Top positive review
A German perspective
on 9 November 2017
Set in Germany during the Second World War this book is narrated by death. Not the vindictive stealer of life we assume, but a more paternalistic purveyor of souls. Like a character from Greek myth he is just there to carry people to the other side. There is almost a tenderness in the way he speaks of carrying the children.
In common with more modern books, such as The Boy in the Stripped Pyjamas, The Reader and Valkyrie, this book gives the German perspective. Similar to Anne Frank’s Diary, the reader is introduced to a girl’s perspective and her relationships with German Jews. Initially I wondered why it was necessary for her to be a book thief, apart from her poverty. Then I reflected on the fact that in Nazi Germany a lot of books were burnt, therefore there is something seditious in books themselves. Equally due to her background she has not learned to read very well and this becomes part of her development, although I don’t think this is overly represented in the book.

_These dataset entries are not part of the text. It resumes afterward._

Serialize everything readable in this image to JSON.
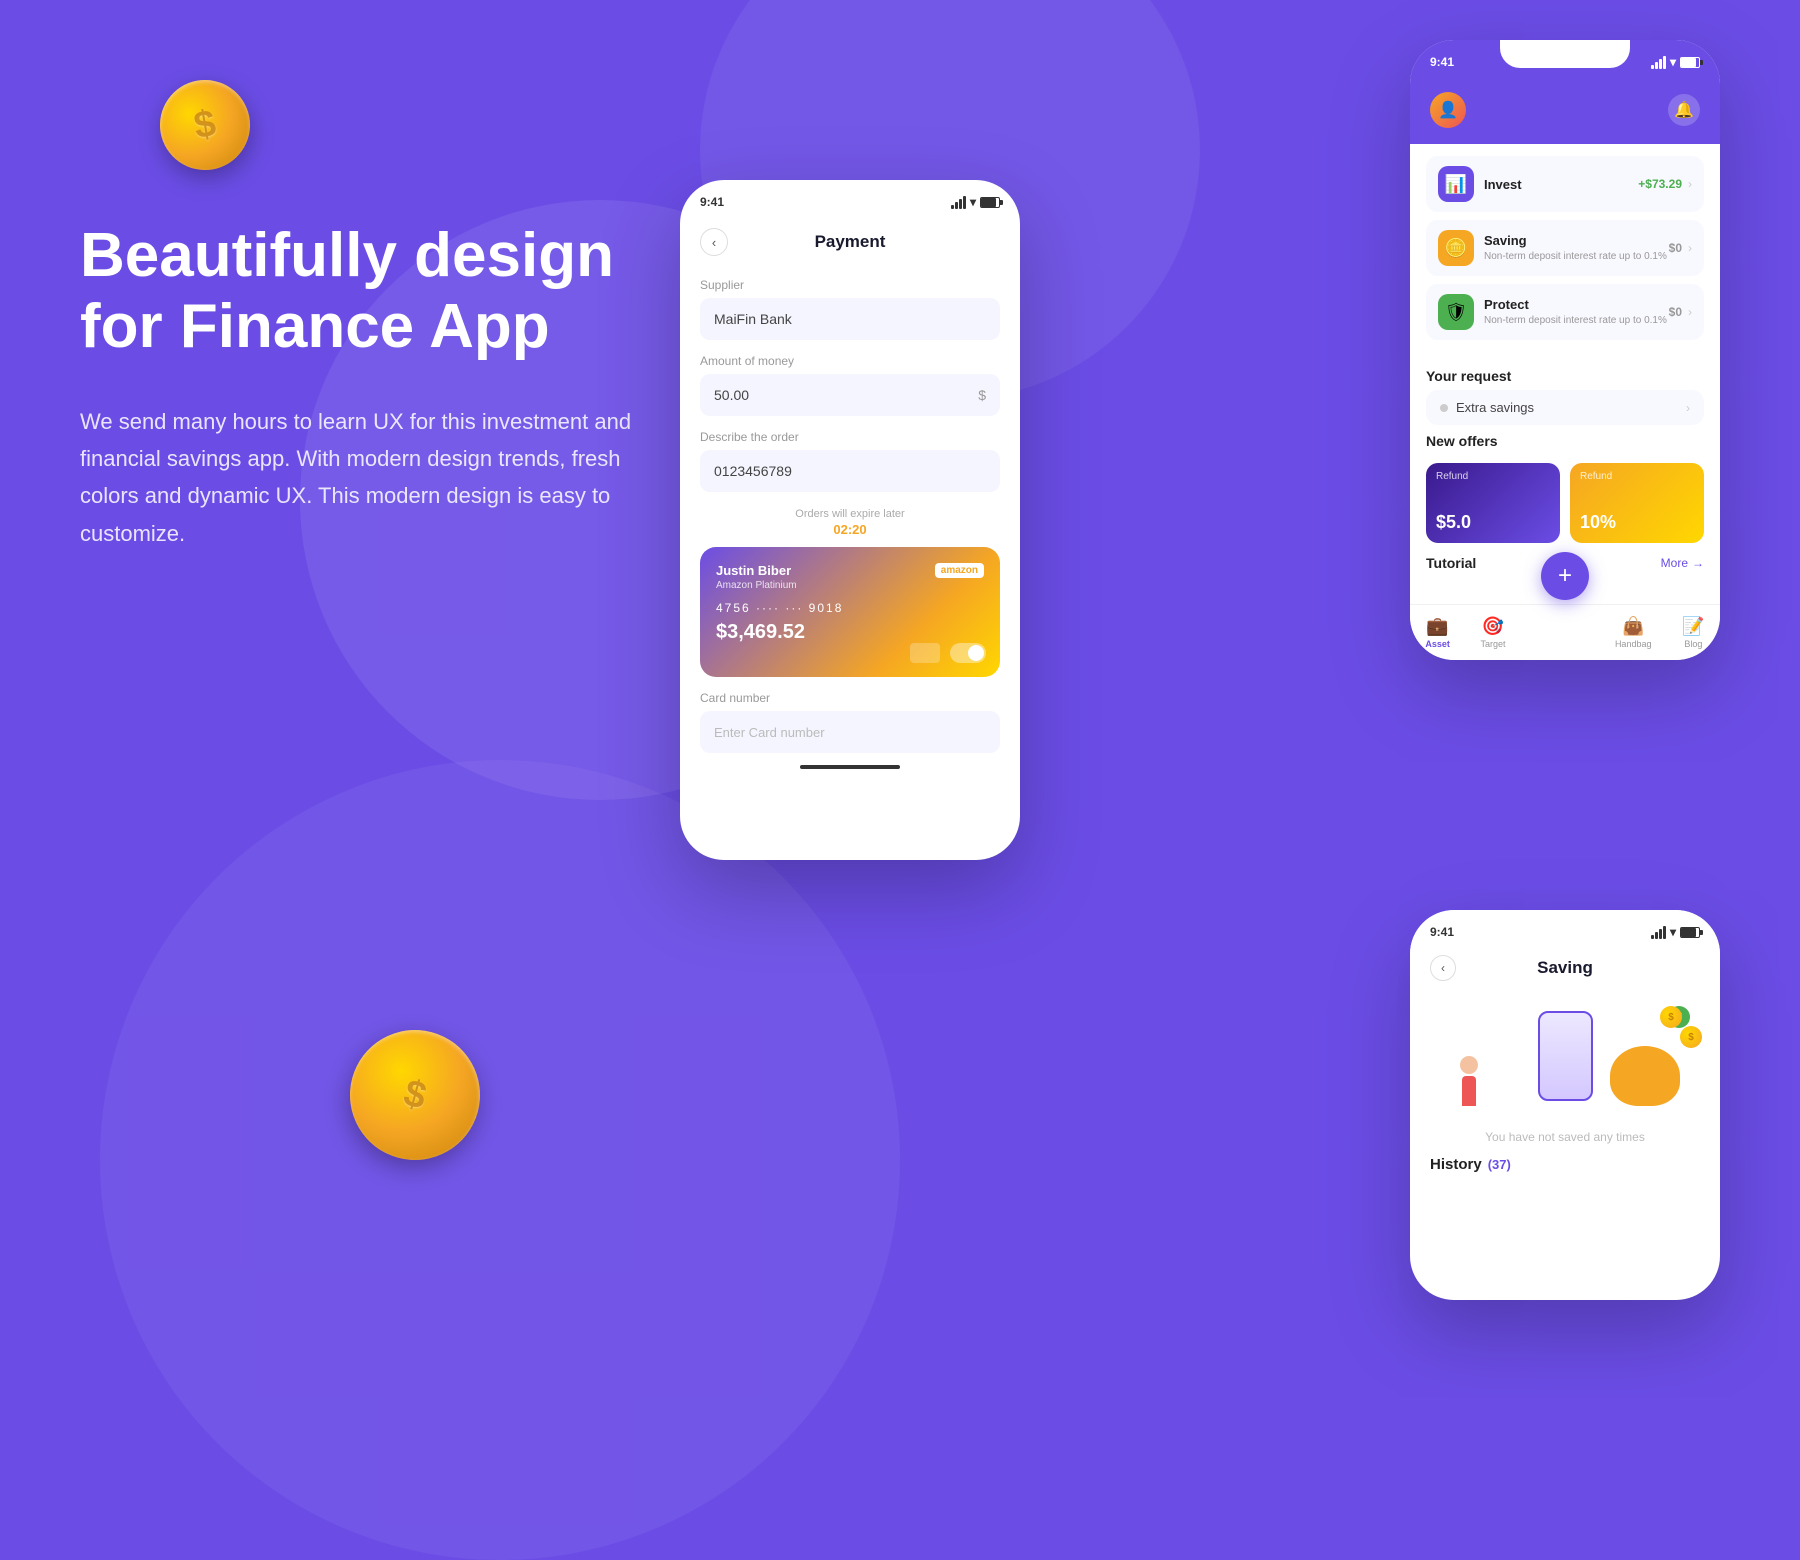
{
  "background": "#6B4DE6",
  "left": {
    "heading_line1": "Beautifully design",
    "heading_line2": "for Finance App",
    "description": "We send many hours to learn UX for this investment and financial savings app. With modern design trends, fresh colors and dynamic UX. This modern design is easy to customize."
  },
  "payment_phone": {
    "status_time": "9:41",
    "header_title": "Payment",
    "back_label": "<",
    "supplier_label": "Supplier",
    "supplier_value": "MaiFin Bank",
    "amount_label": "Amount of money",
    "amount_value": "50.00",
    "amount_suffix": "$",
    "describe_label": "Describe the order",
    "describe_value": "0123456789",
    "expire_text": "Orders will expire later",
    "expire_time": "02:20",
    "card_name": "Justin Biber",
    "card_amazon": "amazon",
    "card_type": "Amazon Platinium",
    "card_number": "4756  ····  ···  9018",
    "card_balance": "$3,469.52",
    "card_number_label": "Card number",
    "card_number_placeholder": "Enter Card number"
  },
  "dashboard_phone": {
    "status_time": "9:41",
    "invest_label": "Invest",
    "invest_amount": "+$73.29",
    "saving_label": "Saving",
    "saving_amount": "$0",
    "saving_desc": "Non-term deposit interest rate up to 0.1%",
    "protect_label": "Protect",
    "protect_amount": "$0",
    "protect_desc": "Non-term deposit interest rate up to 0.1%",
    "your_request_title": "Your request",
    "extra_savings_label": "Extra savings",
    "new_offers_title": "New offers",
    "offer1_label": "Refund",
    "offer1_amount": "$5.0",
    "offer2_label": "Refund",
    "offer2_amount": "10%",
    "tutorial_title": "Tutorial",
    "tutorial_more": "More",
    "nav_asset": "Asset",
    "nav_target": "Target",
    "nav_handbag": "Handbag",
    "nav_blog": "Blog"
  },
  "saving_phone": {
    "status_time": "9:41",
    "title": "Saving",
    "back_label": "<",
    "empty_text": "You have not saved any times",
    "history_label": "History",
    "history_count": "(37)"
  }
}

Liesel’s relationship with Ruddy is one of camaraderie and mutual support. In one sense he is Liesel’s partner in crime when she goes to the mayors house to steal the books. It also emphasises how isolated she is and how much she depends on her relationship with him and Max. Liesel’s adopted parents display both generosity and practicality. Papa is the dreaming musician who paints people’s houses and plays the accordion. He often paints for nothing, including painting over the offensive graffiti daubed on Jewish houses, something which is forbidden by the Nazi’s. It is this behaviour which keeps him out of the party, but it is his generosity giving food to marching Jews which is Liesel’s inspiration for her later actions. Mama is the practical one, taking in ironing to earn money to feed the family. Work which diminishes throughout the novel, whether from poverty or due to her husband’s behaviour it is not totally clear. Yet despite her strict exterior she takes Max in and is concerned that he does not freeze to death in their basement. Max like the mayor’s wife has nothing to give but books. She leaves the window open to allow Liesel access to her library, Max paints over the pages of a book in order to provide a blank page to write Liesel a story. Everyone in the book, despite their poverty, gives, except the Nazi’s who take lives, keeping death busy.
The horror of the holocaust is not minimised by deaths admonition that he is busy following Dachau, but it is not gruesome. It is almost with a sadness that he collects the souls of those who died so young, especially the children. It is then fitting that the book thief lives a long life into old age before death comes to collect her.